Buddhists say that so much of our contentment in life depends on how we deal with change. Change is constant, and once we accept that and roll with the tides, we'll tap into that deeper well in all of us and be more at peace.
I, for the most part, hate change. There are of course some kinds of changes I like -- the change of season, when the summer air becomes crisp. When a new restaurant replaces one that was mediocre. When my children started to sleep through the night. (Even though I sometimes miss those quiet, moonlit feedings.) A new car where the "check engine" light doesn't come on in the middle of heavy traffic.

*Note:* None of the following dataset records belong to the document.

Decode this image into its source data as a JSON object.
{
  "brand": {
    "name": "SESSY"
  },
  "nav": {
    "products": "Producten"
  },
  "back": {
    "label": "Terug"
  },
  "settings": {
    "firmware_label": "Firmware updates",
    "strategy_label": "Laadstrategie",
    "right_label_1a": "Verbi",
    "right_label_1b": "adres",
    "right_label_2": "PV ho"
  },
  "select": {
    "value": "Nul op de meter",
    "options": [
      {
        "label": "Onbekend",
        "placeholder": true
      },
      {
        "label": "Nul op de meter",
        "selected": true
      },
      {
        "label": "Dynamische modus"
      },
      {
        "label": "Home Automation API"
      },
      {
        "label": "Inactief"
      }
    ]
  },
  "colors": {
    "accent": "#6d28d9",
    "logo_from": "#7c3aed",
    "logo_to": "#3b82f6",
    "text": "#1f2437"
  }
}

But so much of my life has involved what I consider to be harder changes, and these mostly deal with career and family. My job transitions in the last few years have created a sense of groundlessness that has at times felt unbearable. I watched too many movies as a kid and thought once I graduated college, I'd find the perfect job and stay there for life.
Family transitions are even harder. Being divorced means I only see my kids half the time. There's not a constant, central place for us all to come home to. I live in a heart-wrenching cycle where the "mom" side of me rolls out with the tide and the "single woman" remains in the sand.
Each time a big change comes in my life, I have a tendency to focus on loss instead of gain. The loss of time, the loss of comfort, the loss of mental space.
Years ago, stressing about a work and schedule change, a psychic at a Halloween party told me, "Just because it's different doesn't mean it's bad."
I've tried to take that to heart.
A week ago, my Quaker meeting had a mindfulness retreat. It was a perfect beginning to a new transition in my life, I decided. It would help center me before starting a new job, perhaps set me at ease and help me find perspective. That afternoon, we were instructed to go outside for a walking meditation. I thought I'd be bored by walking mindfully -- but quickly the thought rose up in me that I'm in a place of re-creation. What if, instead of focusing on change and loss, I saw each new stage of my life as a simple re-creation, a reordering of events and elements, rather than a harsh and traumatizing blow to my comfort and stability?
Later, at the same retreat, a group of us gathered to play what our facilitator called the "stone game." It meant that in complete silence, we were to use stones and other items to build a geometric figure together on a flat surface. One person would place a stone in a particular location, and all would take turns building upon that design, or taking something away, or moving an item. We could create together, but we weren't allowed to discuss what we were doing.
The stones the facilitator had given us to work with were beautiful. I loved the way they sounded as they hit each other and scraped the wooden bowl. I admired the smoothness of each of them when my friend rolled them in his hands before placing them onto the surface. So a few times, when it was my turn, I chose not to put down a new item into our design, but instead pick up his stone and feel it in my hands until my next turn. This made the others in the group laugh -- it looked like I was taking the stone for myself, like I wasn't playing the game the way it was supposed to be played. During other turns, there was repositioning -- taking something that had been placed and moving it to another place, or shredding up a leaf and sprinkling it over top of everything.
I realized, as we were playing, that this game is a lot like what happens to us in life.
My friends and I could have simply kept taking stones and leaves and placing them down, keeping everything mostly the same. And that would have been rather boring. Rather, when we improvised, when we sought a deeper experience, something more interesting happened. When we were playful and unattached to where our items were placed or what would happen to them, we had fun. We met each other on a deeper level. We were more fully engaged and alive.
The experience made me realize that while I'm typically averse to change, my desire to learn and grow and experiment is actually a much deeper part of who I am. I've always thought that the brutal changes in my life found me, that I would have tried to keep everything the same. But my yearning for depth in my life, for re-creation and fullness and beauty, is most likely what has brought about the many changes I've experienced. I can look at changes as traumatizing events, or I can view my openness and flexibility to change as a kind of bravery that helps me get closer to the root of all things.
When our time was up and we finished the stone game, I had a strong desire to put my hands over all of our items and brush them playfully away until the space was clear again, the way a child steps in her sand castle after it's complete. I felt at peace knowing that nothing can stay the same, that the things we create cannot possibly last forever.
As I left the retreat that day, I realized that the deepest solace we find in life is in accepting when things are over, letting the pieces fall away, and starting again.